5. Among the most memorable of many memorable letters presented to me at my retirement was one composed by a young woman just beginning her college years.  She wrote to the effect that in this very imperfect world where so many people we look up to disappoint us, she was grateful that I had been around during her formative years, as something of a signpost from God, that people can be kind and good and faithful.  Wow, did her words ever make me feel wonderful, even as they filled me with anxiety for fear I might let her down when she got to  know me better.  But every pastor should herewith be put on notice, that others, especially young others, are looking on and taking it all in, just how the professional Christian conducts his life.

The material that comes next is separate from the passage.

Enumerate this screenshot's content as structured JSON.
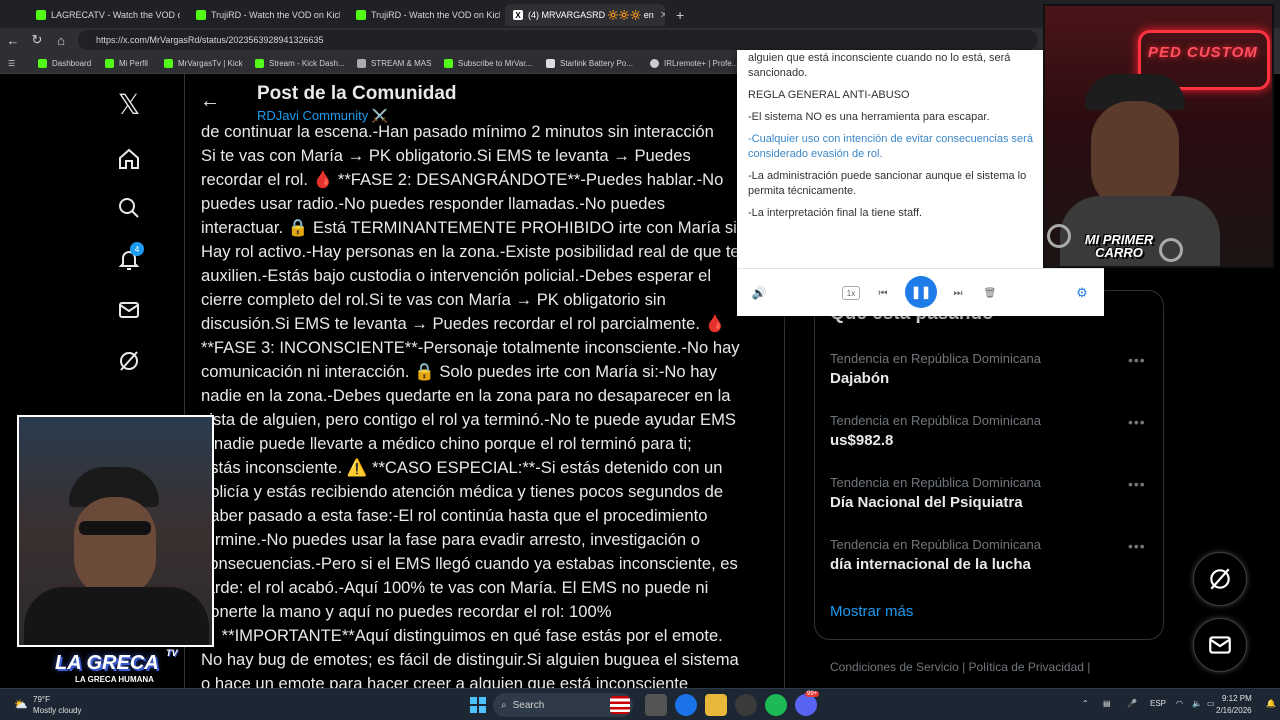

6. This woman's response needs more explaining.  It wasn't that I was offering her a lower standard for the Christian's witness, but that I was presenting her with a standard different from that she had previously experienced in an evangelistic, pietistic environment.   Among many members of that church lipstick was suspect.  Going to the movies was the road to perdition.  Christianity was defined in individualistic and moralistic terms.  Getting close to Jesus meant eliminating in your life patterns every vestige of worldliness, such as makeup, cocktails, and singing popular songs.  It also meant making a nuisance of yourself in polite conversation by asking people if they are saved.  The woman volunteering for membership got the message from me that Jesus wasn't a spiritual bluenose; and that he loved people, all sorts and conditions of people.

7. This reference, to Elmer Gantry, is a tad dated.  The movie of the same name, starring Burt Lancaster in, I think, an Oscar winning role, was still in the popular mind when I wrote this sentence.  Elmer Gantry, for those of you who do no remember him, was an evangelist with a decidedly opportunistic streak... like Jim Baker (Tammy's husband, remember?) maybe, someone whose spirit was seriously lacking in authenticity.  If you want to be a preacher, then be prepared to be the "real deal."